We would go deep down into an iron mine. It would involve a lot of rope work. So I set my alarm at a not-very-Sundayish time, and biked with full bags to Dave. When I got there, only Dave and the cats stirred in that household. Dave must have had a wave of psychic powers, for he offered me a mug of coffee before we would set off. When we were on the way we got a warning message from Lionel: icy roads! We soon noticed that ourselves too. So we teamed up with him and Richard, some 2 miles from the mine, and pondered about how to get there. All together in Dave’s car we tried the road, and it was an ice track. We then tried the most unlikely routes, until we got another message, this time from Mike. After the slippery start the road was fine; he’d tried it! So with a half hour delay we reached the designated parking place.
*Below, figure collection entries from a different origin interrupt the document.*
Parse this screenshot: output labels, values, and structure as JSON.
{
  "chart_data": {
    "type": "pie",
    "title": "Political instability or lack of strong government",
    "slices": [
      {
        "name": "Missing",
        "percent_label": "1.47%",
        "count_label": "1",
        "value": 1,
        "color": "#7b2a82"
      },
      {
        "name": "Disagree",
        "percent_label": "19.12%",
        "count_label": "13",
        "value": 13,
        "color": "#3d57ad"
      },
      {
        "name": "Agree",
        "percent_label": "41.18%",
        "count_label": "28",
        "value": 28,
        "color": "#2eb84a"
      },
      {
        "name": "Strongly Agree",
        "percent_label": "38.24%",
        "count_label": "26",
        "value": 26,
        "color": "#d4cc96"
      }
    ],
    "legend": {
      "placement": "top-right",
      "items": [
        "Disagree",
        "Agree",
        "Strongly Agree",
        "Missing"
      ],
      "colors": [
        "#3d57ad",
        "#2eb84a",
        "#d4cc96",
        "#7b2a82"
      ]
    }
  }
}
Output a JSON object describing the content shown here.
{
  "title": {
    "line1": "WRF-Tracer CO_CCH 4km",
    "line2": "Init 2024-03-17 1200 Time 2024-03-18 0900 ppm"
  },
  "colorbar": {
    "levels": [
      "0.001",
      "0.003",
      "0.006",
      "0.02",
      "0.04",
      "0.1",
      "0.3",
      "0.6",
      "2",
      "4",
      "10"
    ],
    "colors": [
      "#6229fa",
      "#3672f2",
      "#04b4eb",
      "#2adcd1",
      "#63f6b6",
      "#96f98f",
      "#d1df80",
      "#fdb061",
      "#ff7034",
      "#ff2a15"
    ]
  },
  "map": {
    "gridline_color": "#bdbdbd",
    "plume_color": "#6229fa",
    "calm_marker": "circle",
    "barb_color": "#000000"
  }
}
We heaved all bolting kit and 130m of rope onto our shoulders and walked to the adit. About 100 m in we got kitted up (it took two people to squeeze Dave into his harness), whereupon Dave started rigging. He started on more or less solid rock, and moved onto a wooden floor, which contained the trapdoor through which we would go down. He was rigging when we suddenly heard a shout and a massive thundering sound. It made my heart jump! I knew Dave was tied to a rope, but it still didn’t sound good. It turned out he was fine; he had just gone through the floor with one foot. And all sorts of material had gone down into the depths. He carefully went down the hole anyway, but every time he touched the sides more rock came loose and thundered down. Lionel had a look too, and he didn’t really like what he saw, or what he heard crash into a lower level with a mighty thud. We decided this was perhaps a bit too tricky, even for our standards. As a matter of fact, the whole mine was decidedly dodgy, with collapses everywhere. So we just packed up our kit and got out again! I felt very sensible.

Splendid staining on the walls!

We now had lots of time, so we decided to go to a nearby pub and have lunch together. Who would have thought! A Sunday afternoon, and the cavers are sitting in comfy chairs in a warm pub having a meal. A Sunday with surprises, this!

Evidently an iron mine! Most things turn purple in there. And don't worry, the rope was fixed to bolts; this was just some extra security.

A lot of this adit had already collapsed

From here you can see all the false floors above our heads. These timbers weren't what they had been in better days. See in the distance some coloured figures: Richard and Mike keeping an eye on Dave and Lionel

Dave on the wooden floor. Behind him is the hole we had thought to disappear into.

And then we were standing outside in the bright sunlight!